Si alguna vez han estado en una caverna, entenderán mi necesidad de encontrar vuelos baratos que me lleven hasta ellas. Estas formaciones subterráneas me parecen simplemente maravillosas. Pienso que es un mundo completamente diferente al que vemos en la superficie y que, incluso, se pueden encontrar seres diferentes a la superficie. Claro, eso ya es algo que pienso sin compartirlo demasiado, pues muchos me terminarían viendo como si estuviera loco. La verdad es que esto de las cavernas es una verdadera pasión para mí, pero últimamente no me animo mucho a ir a ellas.

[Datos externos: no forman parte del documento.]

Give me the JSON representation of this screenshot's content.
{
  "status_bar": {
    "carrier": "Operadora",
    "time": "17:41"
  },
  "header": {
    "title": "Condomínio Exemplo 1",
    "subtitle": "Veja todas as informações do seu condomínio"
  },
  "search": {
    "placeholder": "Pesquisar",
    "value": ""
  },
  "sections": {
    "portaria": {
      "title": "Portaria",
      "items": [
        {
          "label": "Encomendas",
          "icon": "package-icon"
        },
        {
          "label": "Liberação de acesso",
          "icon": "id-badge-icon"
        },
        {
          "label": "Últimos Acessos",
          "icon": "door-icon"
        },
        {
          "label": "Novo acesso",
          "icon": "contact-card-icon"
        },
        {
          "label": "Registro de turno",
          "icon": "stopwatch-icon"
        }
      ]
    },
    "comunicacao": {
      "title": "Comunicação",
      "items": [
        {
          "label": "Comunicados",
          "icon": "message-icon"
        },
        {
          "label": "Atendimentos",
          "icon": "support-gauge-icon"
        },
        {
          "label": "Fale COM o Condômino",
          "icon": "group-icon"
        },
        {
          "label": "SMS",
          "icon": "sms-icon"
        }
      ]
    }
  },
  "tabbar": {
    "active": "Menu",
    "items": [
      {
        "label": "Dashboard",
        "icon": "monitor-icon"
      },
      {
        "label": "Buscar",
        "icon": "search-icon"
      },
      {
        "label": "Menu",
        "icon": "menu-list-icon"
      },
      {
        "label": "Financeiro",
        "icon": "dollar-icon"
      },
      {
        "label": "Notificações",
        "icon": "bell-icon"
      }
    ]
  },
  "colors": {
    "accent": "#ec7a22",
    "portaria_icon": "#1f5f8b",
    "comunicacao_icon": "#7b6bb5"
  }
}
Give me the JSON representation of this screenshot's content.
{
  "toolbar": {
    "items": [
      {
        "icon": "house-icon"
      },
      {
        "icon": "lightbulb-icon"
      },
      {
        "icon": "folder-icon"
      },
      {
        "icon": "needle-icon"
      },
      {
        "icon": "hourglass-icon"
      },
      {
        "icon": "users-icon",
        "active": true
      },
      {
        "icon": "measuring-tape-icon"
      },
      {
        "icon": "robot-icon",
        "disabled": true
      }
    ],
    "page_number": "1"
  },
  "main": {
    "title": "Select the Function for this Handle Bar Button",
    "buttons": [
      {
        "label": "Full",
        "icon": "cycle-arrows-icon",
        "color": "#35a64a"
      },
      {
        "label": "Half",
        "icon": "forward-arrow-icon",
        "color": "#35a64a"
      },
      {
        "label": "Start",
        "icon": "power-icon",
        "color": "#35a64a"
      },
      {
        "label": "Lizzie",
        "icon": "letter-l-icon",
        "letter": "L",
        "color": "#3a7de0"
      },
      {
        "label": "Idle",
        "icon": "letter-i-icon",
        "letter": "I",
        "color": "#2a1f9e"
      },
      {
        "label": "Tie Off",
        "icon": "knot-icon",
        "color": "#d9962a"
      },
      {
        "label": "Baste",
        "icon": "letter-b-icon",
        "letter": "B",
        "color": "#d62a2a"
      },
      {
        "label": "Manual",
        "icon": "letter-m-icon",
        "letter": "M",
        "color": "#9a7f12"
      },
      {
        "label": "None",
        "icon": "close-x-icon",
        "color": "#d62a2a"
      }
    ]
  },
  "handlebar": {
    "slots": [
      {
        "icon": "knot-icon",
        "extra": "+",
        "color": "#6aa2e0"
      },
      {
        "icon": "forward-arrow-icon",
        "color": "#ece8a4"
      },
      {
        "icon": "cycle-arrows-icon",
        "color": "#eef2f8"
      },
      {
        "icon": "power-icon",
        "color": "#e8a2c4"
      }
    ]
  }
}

Todo comenzó cuando leí una historia de una persona que se había quedado atrapada en una cueva pero luego mi curiosidad comenzó a incrementar, hasta que me encontré una de las historias que pudo haber terminado más trágicamente de las que haya leído sobre este deporte. Para colmo, es verdad, no como muchas de las que luego circulan en la red. En fin, me gustaría compartírselas, porque a veces siento que es necesario que las personas sepan los peligros y las formas de evitarlos.

Todo comienza con Gary Lutes, un viudo que quería compartir su emoción por las cuevas con sus hijos de 12 y 9 años. En 1990, cuando salieron de Florida a explorar la New Trout Cave en Virginia Occidental, comenzó su pesadilla. Entraron en la cueva utilizando cascos con linternas y llevando una mochila con provisiones, incluyendo comida, agua y más linternas. Después de 305 metros, alcanzaron una sección conocida como “The Maze”, que está llena de rocas puntiagudas y espacios reducidos. Temiendo que la mochila se volvería un obstáculo, Gary la dejó atrás, pensando que podrían volver por ella en media hora, que es lo que estimaba que les quedaba de batería a las lámparas que llevaban en los cascos.

Después de sólo unos minutos, las lámparas de los niños se fundieron. En ese momento, Lutes decidió que debían regresar por la mochila, pero se dio cuenta de que estaban perdidos. Luego, la lámpara de Lutes se apagó también, dejando a la familia en una completa oscuridad. Gary y los niños estuvieron atrapados en la cueva durante 5 días, sin tener agua, comida o luz. Comenzaron a sufrir alucinaciones, causadas por el hollín que había quedado de antiguas excavaciones. Luego, Gary comenzó a sentir dolores en el pecho. Al quinto día, la familia fue rescatada gracias a un vecino de la comunidad que se dio cuenta que el auto llevaba días estacionado ahí, sin que nadie lo hubiera movido. Ese hombre avisó a las autoridades y ellas fueron a buscar a los perdidos.

Cuando le preguntaron a Lutes por qué había empacado sólo una mochila para la caverna y por qué la había dejado atrás, siendo que era un explorador experimentado, el hombre no supo qué decir. La conclusión de todo mundo fue que este rescate nunca debió haber sucedido, pues Gary no había respetado las reglas básicas de este tipo de actividad. Para empezar, quienes la practican deben llevar al menos 3 fuentes de luz para el camino, de forma individual, por lo que Gary y sus hijos debieron contar con 9 lámparas. Luego, también olvidaron avisar a algún familiar en dónde iban a estar y cuándo iban a regresar, por lo que nadie los estaba esperando ni habría notado su ausencia en mucho tiempo, de no haber sido por el buen hombre que pasó por ahí.

Sin duda, a veces podemos ser un poco imprudentes con las cosas que hacemos y eso nos puede hacer quedar expuestos ante algunas situaciones. Quizá mi miedo a regresar a las cuevas se soluciones con tomar medidas adicionales para este tipo de lugares, de forma que me asegure un poco más para el recorrido.